Sandro Mazzola è stato uno dei protagonisti assoluti del calcio italiano del secondo dopoguerra. Nato a Torino nel 1942, figlio di Valentino Mazzola, leggendario capitano del Grande Torino scomparso nella tragedia di Superga nel 1949, Sandro ha legato il suo nome all'Inter, club con cui ha vinto quattro scudetti, due Coppe dei Campioni e due Coppe Intercontinentali. Con la maglia nerazzurra ha disputato oltre 400 partite, diventando un simbolo indiscusso della società e del calcio italiano nel mondo.
La sua carriera in Nazionale è stata altrettanto significativa: ha collezionato 70 presenze e ha partecipato a tre Mondiali, contribuendo alla vittoria del Campionato Europeo del 1968 e alla finale del Mondiale del 1970, persa contro il Brasile. La Russa, nel suo intervento, ha voluto ricordare non solo i successi sportivi, ma anche il contributo di Mazzola alla crescita del calcio italiano come fenomeno sociale e culturale.

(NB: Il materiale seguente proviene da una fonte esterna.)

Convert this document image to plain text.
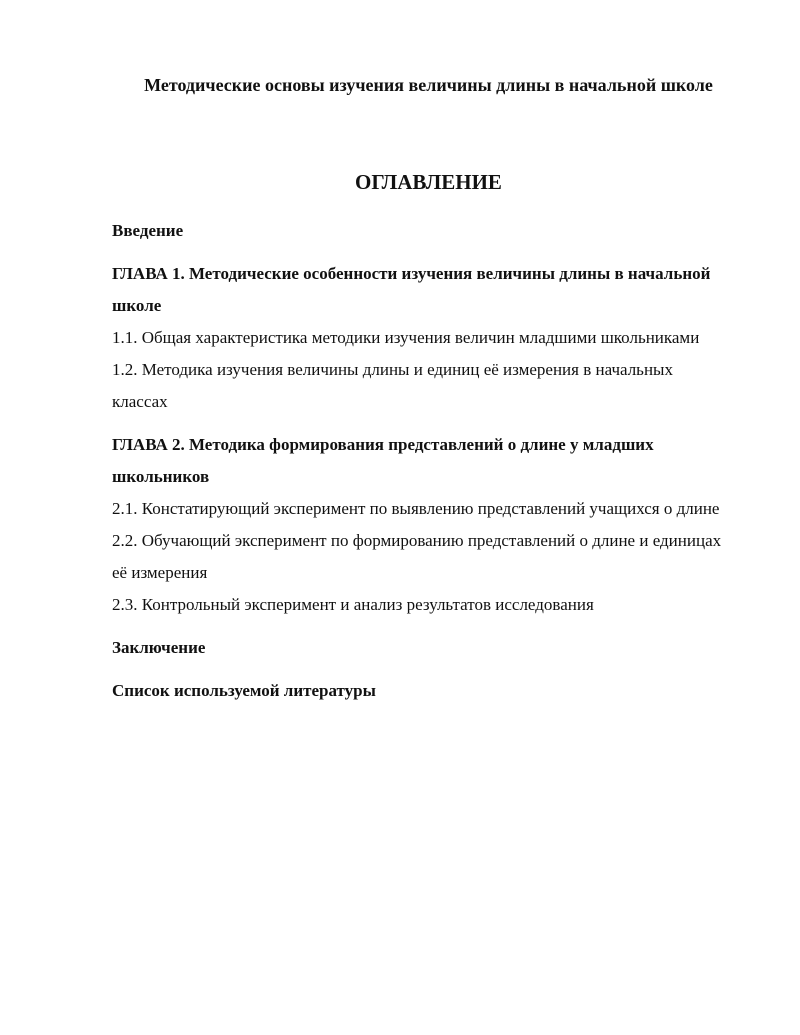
Методические основы изучения величины длины в начальной школе
ОГЛАВЛЕНИЕ

Введение

ГЛАВА 1. Методические особенности изучения величины длины в начальной школе

1.1. Общая характеристика методики изучения величин младшими школьниками

1.2. Методика изучения величины длины и единиц её измерения в начальных классах

ГЛАВА 2. Методика формирования представлений о длине у младших школьников

2.1. Констатирующий эксперимент по выявлению представлений учащихся о длине

2.2. Обучающий эксперимент по формированию представлений о длине и единицах её измерения

2.3. Контрольный эксперимент и анализ результатов исследования

Заключение

Список используемой литературы
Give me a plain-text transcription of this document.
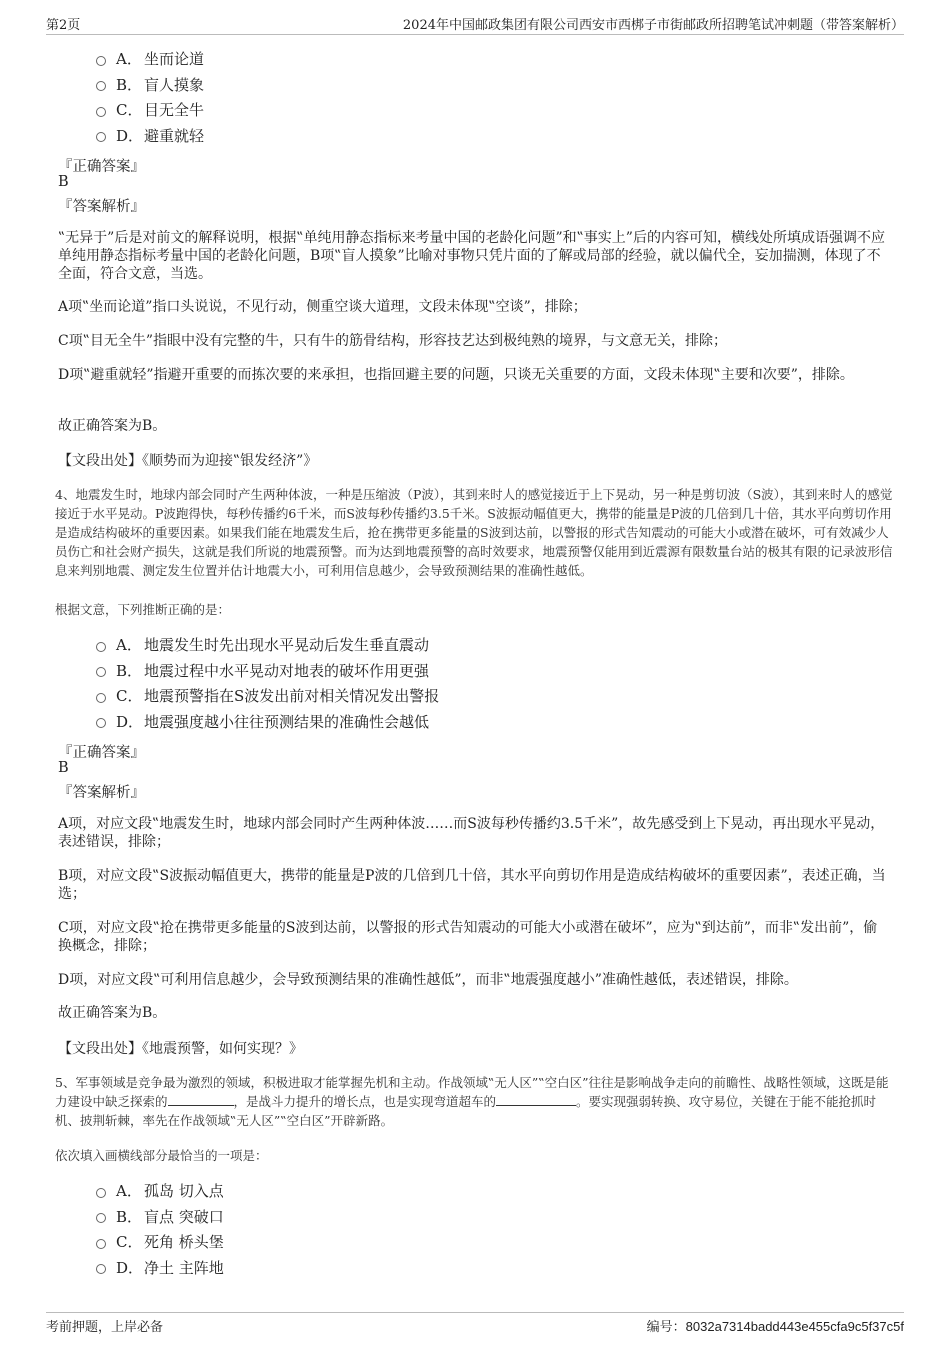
第2页	2024年中国邮政集团有限公司西安市西梆子市街邮政所招聘笔试冲刺题（带答案解析）
A． 坐而论道
B． 盲人摸象
C． 目无全牛
D． 避重就轻
『正确答案』
B
『答案解析』
‟无异于”后是对前文的解释说明，根据‟单纯用静态指标来考量中国的老龄化问题”和‟事实上”后的内容可知，横线处所填成语强调不应单纯用静态指标考量中国的老龄化问题，B项‟盲人摸象”比喻对事物只凭片面的了解或局部的经验，就以偏代全，妄加揣测，体现了不全面，符合文意，当选。
A项‟坐而论道”指口头说说，不见行动，侧重空谈大道理，文段未体现‟空谈”，排除；
C项‟目无全牛”指眼中没有完整的牛，只有牛的筋骨结构，形容技艺达到极纯熟的境界，与文意无关，排除；
D项‟避重就轻”指避开重要的而拣次要的来承担，也指回避主要的问题，只谈无关重要的方面，文段未体现‟主要和次要”，排除。
故正确答案为B。
【文段出处】《顺势而为迎接‟银发经济”》
4、地震发生时，地球内部会同时产生两种体波，一种是压缩波（P波），其到来时人的感觉接近于上下晃动，另一种是剪切波（S波），其到来时人的感觉接近于水平晃动。P波跑得快，每秒传播约6千米，而S波每秒传播约3.5千米。S波振动幅值更大，携带的能量是P波的几倍到几十倍，其水平向剪切作用是造成结构破坏的重要因素。如果我们能在地震发生后，抢在携带更多能量的S波到达前，以警报的形式告知震动的可能大小或潜在破坏，可有效减少人员伤亡和社会财产损失，这就是我们所说的地震预警。而为达到地震预警的高时效要求，地震预警仅能用到近震源有限数量台站的极其有限的记录波形信息来判别地震、测定发生位置并估计地震大小，可利用信息越少，会导致预测结果的准确性越低。
根据文意，下列推断正确的是：
A． 地震发生时先出现水平晃动后发生垂直震动
B． 地震过程中水平晃动对地表的破坏作用更强
C． 地震预警指在S波发出前对相关情况发出警报
D． 地震强度越小往往预测结果的准确性会越低
『正确答案』
B
『答案解析』
A项，对应文段‟地震发生时，地球内部会同时产生两种体波……而S波每秒传播约3.5千米”，故先感受到上下晃动，再出现水平晃动，表述错误，排除；
B项，对应文段‟S波振动幅值更大，携带的能量是P波的几倍到几十倍，其水平向剪切作用是造成结构破坏的重要因素”，表述正确，当选；
C项，对应文段‟抢在携带更多能量的S波到达前，以警报的形式告知震动的可能大小或潜在破坏”，应为‟到达前”，而非‟发出前”，偷换概念，排除；
D项，对应文段‟可利用信息越少，会导致预测结果的准确性越低”，而非‟地震强度越小”准确性越低，表述错误，排除。
故正确答案为B。
【文段出处】《地震预警，如何实现？》
5、军事领域是竞争最为激烈的领域，积极进取才能掌握先机和主动。作战领域‟无人区”‟空白区”往往是影响战争走向的前瞻性、战略性领域，这既是能力建设中缺乏探索的	，是战斗力提升的增长点，也是实现弯道超车的	。要实现强弱转换、攻守易位，关键在于能不能抢抓时机、披荆斩棘，率先在作战领域‟无人区”‟空白区”开辟新路。
依次填入画横线部分最恰当的一项是：
A． 孤岛 切入点
B． 盲点 突破口
C． 死角 桥头堡
D． 净土 主阵地
考前押题，上岸必备	编号：8032a7314badd443e455cfa9c5f37c5f
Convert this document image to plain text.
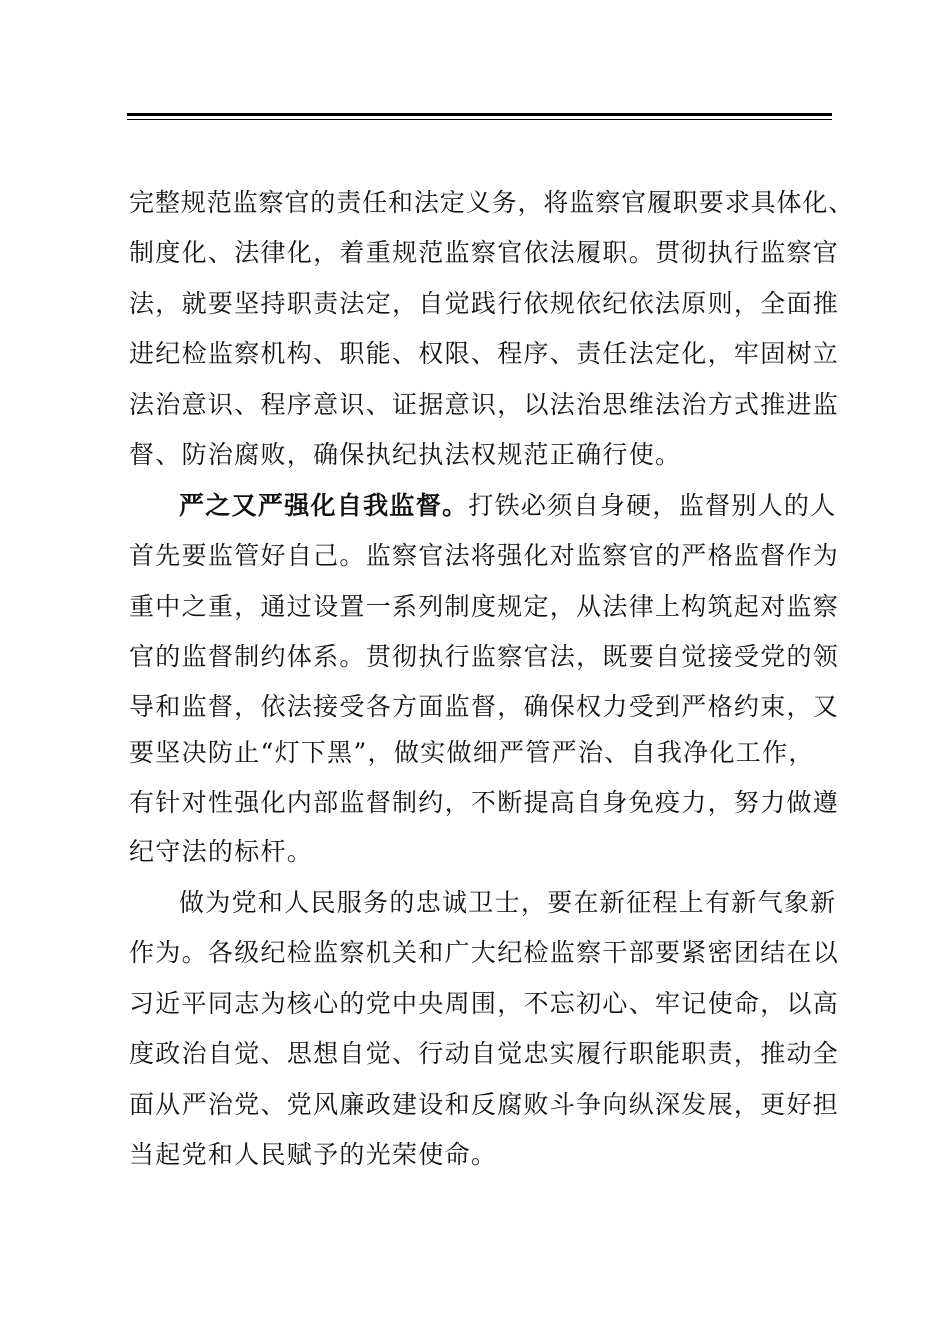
完整规范监察官的责任和法定义务，将监察官履职要求具体化、
制度化、法律化，着重规范监察官依法履职。贯彻执行监察官
法，就要坚持职责法定，自觉践行依规依纪依法原则，全面推
进纪检监察机构、职能、权限、程序、责任法定化，牢固树立
法治意识、程序意识、证据意识，以法治思维法治方式推进监
督、防治腐败，确保执纪执法权规范正确行使。
严之又严强化自我监督。打铁必须自身硬，监督别人的人
首先要监管好自己。监察官法将强化对监察官的严格监督作为
重中之重，通过设置一系列制度规定，从法律上构筑起对监察
官的监督制约体系。贯彻执行监察官法，既要自觉接受党的领
导和监督，依法接受各方面监督，确保权力受到严格约束，又
要坚决防止“灯下黑”，做实做细严管严治、自我净化工作，
有针对性强化内部监督制约，不断提高自身免疫力，努力做遵
纪守法的标杆。
做为党和人民服务的忠诚卫士，要在新征程上有新气象新
作为。各级纪检监察机关和广大纪检监察干部要紧密团结在以
习近平同志为核心的党中央周围，不忘初心、牢记使命，以高
度政治自觉、思想自觉、行动自觉忠实履行职能职责，推动全
面从严治党、党风廉政建设和反腐败斗争向纵深发展，更好担
当起党和人民赋予的光荣使命。
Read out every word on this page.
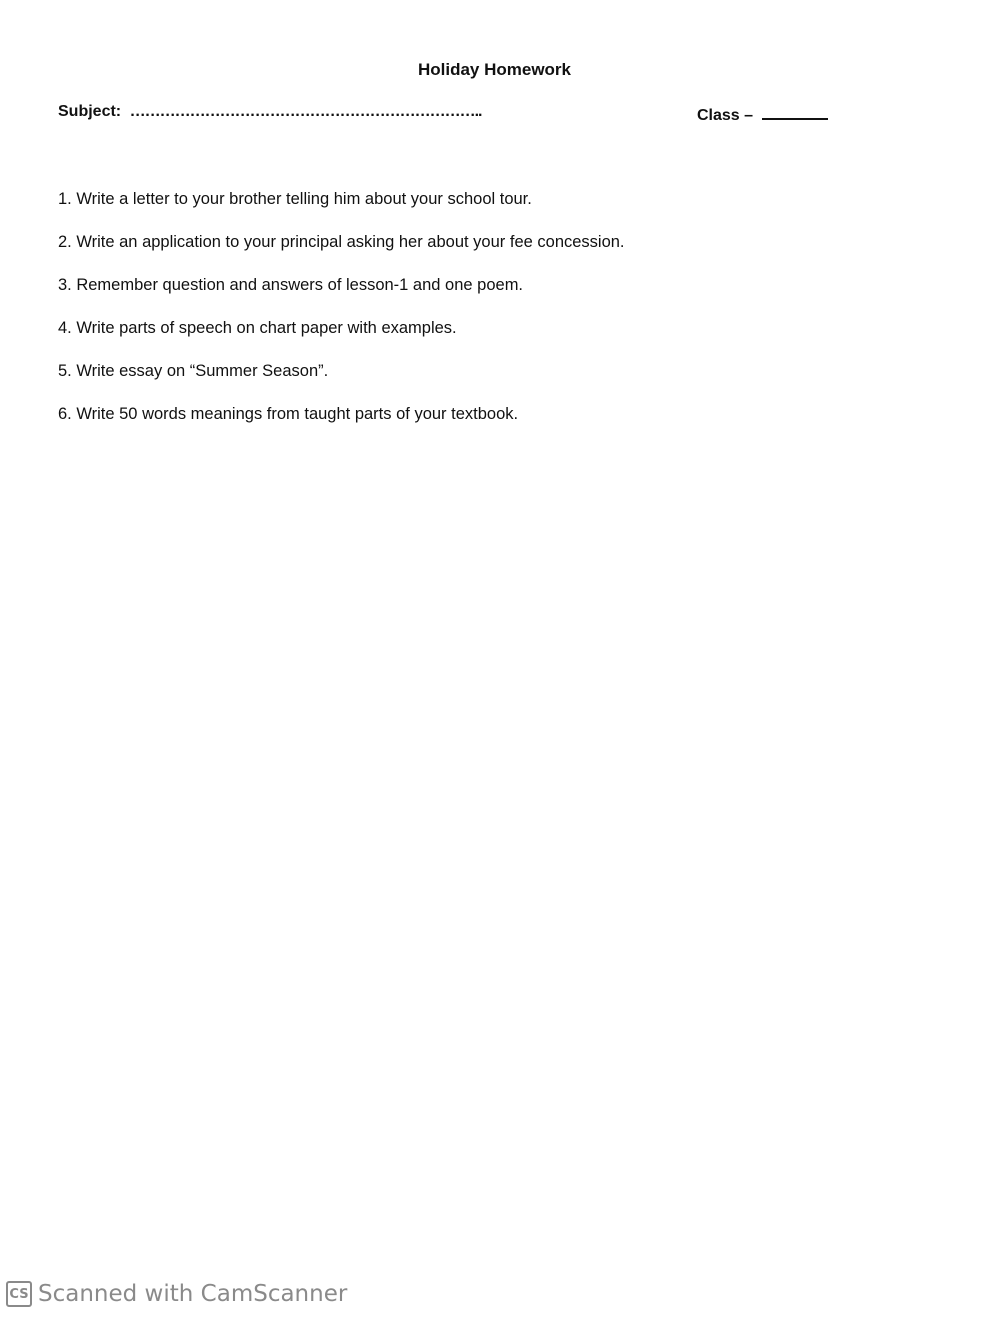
Holiday Homework
Subject: ……………………………………………………………..	Class –
1. Write a letter to your brother telling him about your school tour.
2. Write an application to your principal asking her about your fee concession.
3. Remember question and answers of lesson-1 and one poem.
4. Write parts of speech on chart paper with examples.
5. Write essay on “Summer Season”.
6. Write 50 words meanings from taught parts of your textbook.
CS Scanned with CamScanner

La scomparsa di Mazzola ha suscitato un ampio cordoglio nel mondo dello sport e delle istituzioni. Numerosi esponenti politici e sportivi hanno espresso le loro condoglianze, ricordando la figura di un uomo che ha saputo incarnare i valori dello sport e della lealtà. La Russa, in particolare, ha sottolineato come Mazzola rappresenti un pezzo fondamentale della memoria collettiva del Paese, un esempio per le nuove generazioni di atleti e cittadini.
Il presidente del Senato ha inoltre ricordato il legame tra Mazzola e la città di Milano, dove ha trascorso gran parte della sua vita e dove ha contribuito a costruire la storia dell'Inter. La sua figura è stata più volte celebrata anche per l'impegno nel sociale e per la capacità di mantenere un profilo sobrio e istituzionale, lontano dai riflettori più accesi.
La morte di Sandro Mazzola segna la fine di un'epoca per il calcio italiano. Con lui scompare uno degli ultimi grandi interpreti di un calcio fatto di tecnica, intelligenza tattica e attaccamento alla maglia. Le istituzioni sportive hanno annunciato che nei prossimi giorni saranno organizzate iniziative per ricordarlo, mentre il mondo del calcio si prepara a rendergli omaggio nelle prossime giornate di campionato.
La Russa ha concluso il suo ricordo con un pensiero alla famiglia Mazzola, esprimendo la vicinanza del Senato e delle istituzioni repubblicane in un momento di grande dolore. La figura di Sandro Mazzola resta così scolpita nella storia dello sport italiano, non solo per i trofei conquistati, ma per l'esempio di professionalità e passione che ha saputo offrire per tutta la sua vita.